Bahrain makes irrevocable strides on democratic reforms
Last week, Information Affairs Minister Ali bin Mohammed Al-Rumaihi highlighted the ongoing reform process in Bahrain, which seeks to pioneer democratic practices that effectively enforce the rule of law in the country.
The Minister stressed the Kingdom’s resolve in pursuing the reform process by guaranteeing peaceful freedom of expression through legitimate channels, including the Parliament, civil institutions, and a free and pluralistic mass media.
On this front, the Minister commended the contribution of a vibrant civil society in Bahrain, made up of 22 political societies and 617 social, cultural and women-based associations. He stressed that these organizations support sustainable development through peaceful means and legitimate goals, without prejudicing religious and national unity or subverting public security.
In a statement to the London-based al-Hayat newspaper, Minister Al-Rumaihi said that court sentences handed down to conicts indicted in security-related cases do not prejudice Bahrain’s respect for human rights and freedom of expression.

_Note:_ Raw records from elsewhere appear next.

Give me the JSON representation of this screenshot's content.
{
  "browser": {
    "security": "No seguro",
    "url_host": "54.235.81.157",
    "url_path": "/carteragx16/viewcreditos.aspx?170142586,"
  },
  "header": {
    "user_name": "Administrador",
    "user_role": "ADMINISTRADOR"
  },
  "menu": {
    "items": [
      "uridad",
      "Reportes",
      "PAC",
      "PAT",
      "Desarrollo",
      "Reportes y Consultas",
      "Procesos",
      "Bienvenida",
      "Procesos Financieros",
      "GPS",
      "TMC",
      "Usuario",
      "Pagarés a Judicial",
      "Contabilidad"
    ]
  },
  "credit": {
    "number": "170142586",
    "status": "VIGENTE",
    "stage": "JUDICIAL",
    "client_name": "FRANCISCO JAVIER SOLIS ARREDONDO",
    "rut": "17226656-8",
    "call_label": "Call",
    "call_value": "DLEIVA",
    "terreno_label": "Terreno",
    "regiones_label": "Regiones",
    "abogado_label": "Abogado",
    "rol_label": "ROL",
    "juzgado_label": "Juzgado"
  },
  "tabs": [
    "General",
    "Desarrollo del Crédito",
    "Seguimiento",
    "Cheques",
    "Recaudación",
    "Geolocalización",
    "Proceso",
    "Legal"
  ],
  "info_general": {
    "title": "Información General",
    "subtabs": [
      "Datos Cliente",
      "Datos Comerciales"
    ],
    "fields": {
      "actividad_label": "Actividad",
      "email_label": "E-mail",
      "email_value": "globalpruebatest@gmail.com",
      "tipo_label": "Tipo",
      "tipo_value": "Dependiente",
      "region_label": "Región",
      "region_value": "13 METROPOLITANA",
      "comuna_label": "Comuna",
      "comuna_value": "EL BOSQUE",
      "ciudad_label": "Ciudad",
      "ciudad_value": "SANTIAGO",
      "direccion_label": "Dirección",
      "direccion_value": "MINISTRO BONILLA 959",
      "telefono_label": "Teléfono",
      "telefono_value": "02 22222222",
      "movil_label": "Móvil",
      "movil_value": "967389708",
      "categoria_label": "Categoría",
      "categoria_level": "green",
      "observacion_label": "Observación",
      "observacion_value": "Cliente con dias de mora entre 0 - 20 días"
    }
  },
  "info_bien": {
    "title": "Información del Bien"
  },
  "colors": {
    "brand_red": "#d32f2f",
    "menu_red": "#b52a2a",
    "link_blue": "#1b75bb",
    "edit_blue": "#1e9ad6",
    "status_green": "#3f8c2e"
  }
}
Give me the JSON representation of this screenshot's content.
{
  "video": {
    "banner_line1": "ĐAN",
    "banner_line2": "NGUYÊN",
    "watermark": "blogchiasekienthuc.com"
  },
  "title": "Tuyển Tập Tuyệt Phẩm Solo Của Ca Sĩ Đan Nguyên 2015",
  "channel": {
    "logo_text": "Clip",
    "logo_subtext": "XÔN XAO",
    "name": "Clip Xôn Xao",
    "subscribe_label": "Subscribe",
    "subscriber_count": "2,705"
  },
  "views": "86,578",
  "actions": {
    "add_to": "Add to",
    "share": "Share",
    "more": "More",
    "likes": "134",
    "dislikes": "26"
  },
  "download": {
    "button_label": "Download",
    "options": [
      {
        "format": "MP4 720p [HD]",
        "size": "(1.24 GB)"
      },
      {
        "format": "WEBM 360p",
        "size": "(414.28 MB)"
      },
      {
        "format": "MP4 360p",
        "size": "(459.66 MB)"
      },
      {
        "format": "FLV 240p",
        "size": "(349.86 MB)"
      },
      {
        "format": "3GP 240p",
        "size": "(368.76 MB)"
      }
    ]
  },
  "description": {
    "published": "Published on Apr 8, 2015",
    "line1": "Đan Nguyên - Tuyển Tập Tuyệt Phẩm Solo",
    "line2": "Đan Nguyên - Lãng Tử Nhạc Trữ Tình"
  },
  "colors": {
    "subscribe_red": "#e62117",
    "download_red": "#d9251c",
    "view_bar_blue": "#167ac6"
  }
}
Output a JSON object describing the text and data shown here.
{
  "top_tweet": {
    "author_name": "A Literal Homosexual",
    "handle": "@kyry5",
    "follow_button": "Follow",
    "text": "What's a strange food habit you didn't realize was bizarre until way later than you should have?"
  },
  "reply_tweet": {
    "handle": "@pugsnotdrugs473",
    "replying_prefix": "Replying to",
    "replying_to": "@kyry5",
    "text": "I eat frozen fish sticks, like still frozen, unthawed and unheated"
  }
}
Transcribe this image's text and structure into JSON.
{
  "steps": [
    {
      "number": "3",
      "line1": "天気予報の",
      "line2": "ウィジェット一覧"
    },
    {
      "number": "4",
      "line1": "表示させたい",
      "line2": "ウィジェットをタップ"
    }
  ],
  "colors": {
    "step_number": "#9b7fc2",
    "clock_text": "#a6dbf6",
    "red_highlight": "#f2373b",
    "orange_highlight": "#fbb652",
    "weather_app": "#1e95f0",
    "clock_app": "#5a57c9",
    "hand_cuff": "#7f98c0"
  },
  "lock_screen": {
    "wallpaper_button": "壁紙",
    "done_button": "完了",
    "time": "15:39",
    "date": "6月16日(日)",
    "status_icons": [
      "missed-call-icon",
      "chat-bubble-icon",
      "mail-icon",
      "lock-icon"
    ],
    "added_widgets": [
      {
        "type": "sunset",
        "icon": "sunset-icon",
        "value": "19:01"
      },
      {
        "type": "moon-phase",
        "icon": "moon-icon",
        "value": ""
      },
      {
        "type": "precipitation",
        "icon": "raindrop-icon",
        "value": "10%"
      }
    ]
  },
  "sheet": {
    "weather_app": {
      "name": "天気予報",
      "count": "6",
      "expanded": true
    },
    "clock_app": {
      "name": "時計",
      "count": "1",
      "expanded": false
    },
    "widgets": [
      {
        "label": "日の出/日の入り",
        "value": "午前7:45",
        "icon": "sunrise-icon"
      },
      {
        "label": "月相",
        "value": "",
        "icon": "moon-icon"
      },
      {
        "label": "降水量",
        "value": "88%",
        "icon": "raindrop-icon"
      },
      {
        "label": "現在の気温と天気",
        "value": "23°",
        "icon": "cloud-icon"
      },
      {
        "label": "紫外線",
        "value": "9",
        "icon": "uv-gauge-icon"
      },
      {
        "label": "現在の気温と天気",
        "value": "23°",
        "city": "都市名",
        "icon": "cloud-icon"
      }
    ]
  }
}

“The verdicts emanated from an honest and independent judicial authority which ensured all guarantees for a fair trial in compliance with the 2020 penal code,” he stated, and added that the defendants were allowed to hire lawyers and had access to transparent trials in the presence of media and NGOs.
The Minister went on to explain that since 2011, the Kingdom has been targeted by a campaign of violence, sabotage and terrorism, leaving 19 policemen dead and more than 3,000 others wounded. He cited terrorist plots which were foiled by Bahraini security agencies, in cooperation with GCC states, along with Iranian and foreign-backed defamatory media and political campaigns aimed to destabilize societies and forment sectarianism and hated.
He expressed confidence that Bahrainis would unite in political leadership, commit to constitutional legitimacy, and renounce violence and terrorism. Bahraini citizens proved their political maturity in the 2014 parliamentary elections, in which electoral participation mounted to 52.6%.
Britain’s Foreign and Commonwealth Office Minister for the Middle East and North Africa Tobias Ellwood also emphasized that Bahrain has achieved numerous successes in the reform process. He said that Britain recognizes the desire by Bahrain to move forward and that legitimate reforms are taking place, though it takes time to effectively consolidate the reform process.
“It takes time to get the processes in place. It takes a long time. Britain has had 800 years since Magna Carta. Bahrain had its independence at the end of the last century,” Ellwood stated during a press conference at the British embassy.
Ellwood also expressed Britain’s appreciation of Bahrain’s efforts in fighting violent extremism, highlighting the country’s participation in challenging online extremism and its participation in the 60-country counter-Daesh coalition.
Furthermore, on Iran, Ellwood stressed that the country should draw on the nuclear deal it signed with world powers to “start a new chapter and put an end to its proxy influence in Bahrain.”